I want to design programs that make this process easier. This sort of field I think I'm describing is called Human Computer Interaction. I took a class on this a while ago (it wasn't taught very well unfortunately), but I digress. For a long time, humans have been trying to develop virtual reality (VR), a new way to interface with our machines. VR changes the way information is displayed to the user. No longer is information displayed on a single plane of existence -- it can be accessed by physically interacting with a three-dimensional object.

I think that VR has far more implications for how people use computers than most realize. VR headsets could replace monitors entirely by emulating an infinite number of virtual displays. But that implies that the headset could display the computer's video output at all times. There are no headsets that do that yet, except for the operating systems built into all-in-one headsets, like the Meta's version of Android for the Quest headsets. There is no three-dimensional operating system that you can install onto a personal computer. Even the idea of a three-dimensional operating system has barely been explored.

Imagine that. What I'm trying to express is what is sometimes shown in movies like the Matrix, I guess. Imagine having all of your programs controlled by nothing but your eye movements or your voice -- being able to find the information you're looking for and having appear all around you effortlessly. You can get the same sort of experience right now by typing up a search in Google.

It's hard to really put into words what I have in my head. What I really want to express is this idea of the noosphere. The noosphere isn't really a place, but we as humans live in a physical place, so the best analogy is a library.

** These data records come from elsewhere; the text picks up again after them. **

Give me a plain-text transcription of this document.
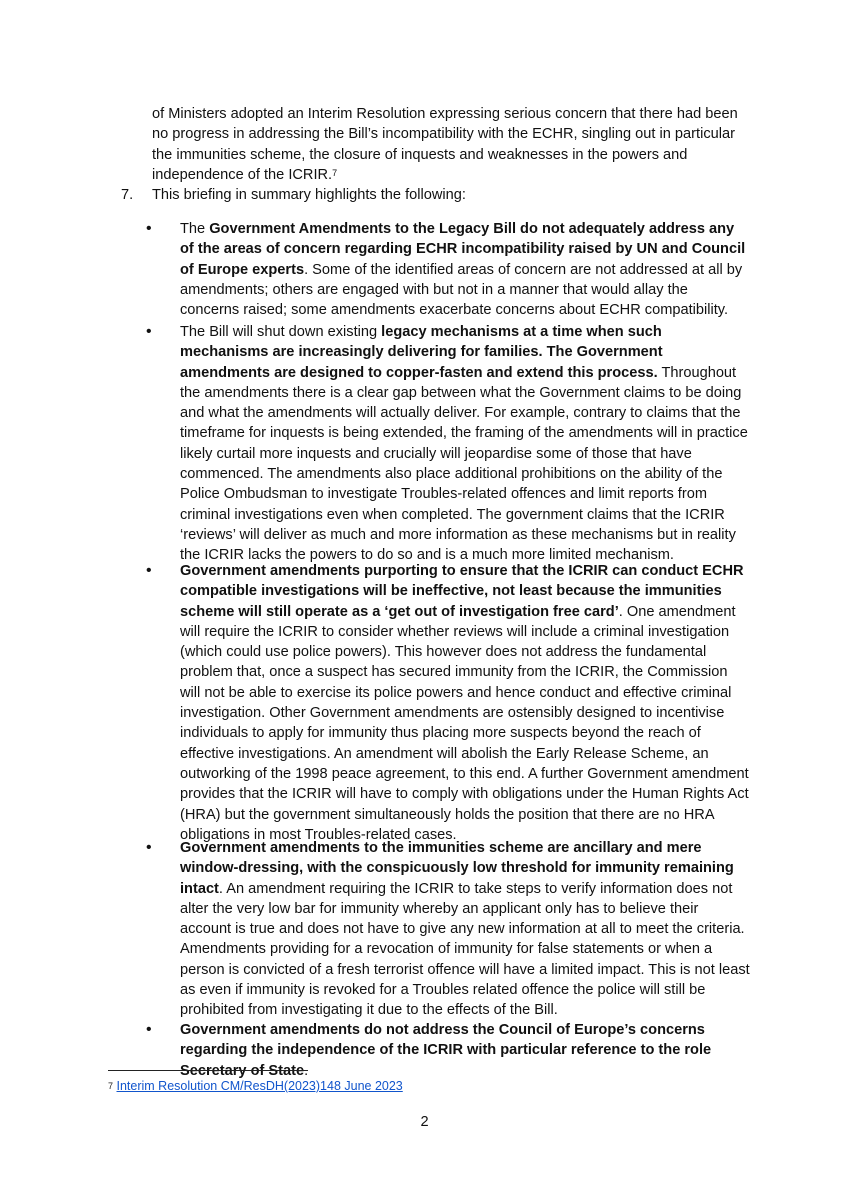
of Ministers adopted an Interim Resolution expressing serious concern that there had been no progress in addressing the Bill’s incompatibility with the ECHR, singling out in particular the immunities scheme, the closure of inquests and weaknesses in the powers and independence of the ICRIR.$^7$
7.	This briefing in summary highlights the following:
•	The Government Amendments to the Legacy Bill do not adequately address any of the areas of concern regarding ECHR incompatibility raised by UN and Council of Europe experts. Some of the identified areas of concern are not addressed at all by amendments; others are engaged with but not in a manner that would allay the concerns raised; some amendments exacerbate concerns about ECHR compatibility.
•	The Bill will shut down existing legacy mechanisms at a time when such mechanisms are increasingly delivering for families. The Government amendments are designed to copper-fasten and extend this process. Throughout the amendments there is a clear gap between what the Government claims to be doing and what the amendments will actually deliver. For example, contrary to claims that the timeframe for inquests is being extended, the framing of the amendments will in practice likely curtail more inquests and crucially will jeopardise some of those that have commenced. The amendments also place additional prohibitions on the ability of the Police Ombudsman to investigate Troubles-related offences and limit reports from criminal investigations even when completed. The government claims that the ICRIR ‘reviews’ will deliver as much and more information as these mechanisms but in reality the ICRIR lacks the powers to do so and is a much more limited mechanism.
•	Government amendments purporting to ensure that the ICRIR can conduct ECHR compatible investigations will be ineffective, not least because the immunities scheme will still operate as a ‘get out of investigation free card’. One amendment will require the ICRIR to consider whether reviews will include a criminal investigation (which could use police powers). This however does not address the fundamental problem that, once a suspect has secured immunity from the ICRIR, the Commission will not be able to exercise its police powers and hence conduct and effective criminal investigation. Other Government amendments are ostensibly designed to incentivise individuals to apply for immunity thus placing more suspects beyond the reach of effective investigations. An amendment will abolish the Early Release Scheme, an outworking of the 1998 peace agreement, to this end. A further Government amendment provides that the ICRIR will have to comply with obligations under the Human Rights Act (HRA) but the government simultaneously holds the position that there are no HRA obligations in most Troubles-related cases.
•	Government amendments to the immunities scheme are ancillary and mere window-dressing, with the conspicuously low threshold for immunity remaining intact. An amendment requiring the ICRIR to take steps to verify information does not alter the very low bar for immunity whereby an applicant only has to believe their account is true and does not have to give any new information at all to meet the criteria. Amendments providing for a revocation of immunity for false statements or when a person is convicted of a fresh terrorist offence will have a limited impact. This is not least as even if immunity is revoked for a Troubles related offence the police will still be prohibited from investigating it due to the effects of the Bill.
•	Government amendments do not address the Council of Europe’s concerns regarding the independence of the ICRIR with particular reference to the role Secretary of State.
$^7$ Interim Resolution CM/ResDH(2023)148 June 2023
2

Imagine that you're looking for a book in a library, but by just knowing its name you can immediately find its exact location, open it, and read it. Right now, you can do that with the internet. There's a lot of friction to that, because your actions need to be translated to the computer through various graphical and physical inputs (for example, clicking on an on-screen button with your mouse). You can't just think of what you want and have it. Computers, on the other hand, can sort of do just that. They just need to be told what it is that they're looking for.

The Library of Babel is a book written by Jorge Luis Borges. It is a hypothetical library that contains every book that could ever be written; essentially, each book contains a different combination letters in a ~400 page format. Imagine being able to inject your mind into a computer and sift through all of the knowledge it contains. Computers connected to a network of computers know everything that could possibly ever be known, but they can't do anything with that raw information. Being able to just move that information around, process it, make something out of it, with just your mind, is the ultimate idea that comes out of reducing the friction completely between you and the computer.

This was a big ramble of a post, but I like thinking about information. I might sound a bit silly with these little words, but these are the ideas that exist in my head. The point of this place is to be a "place" for my thoughts, after all. I send this out to the computers so that other humans can take it and make something out of it. My thoughts are nothing but raw information without you to read it at the screen.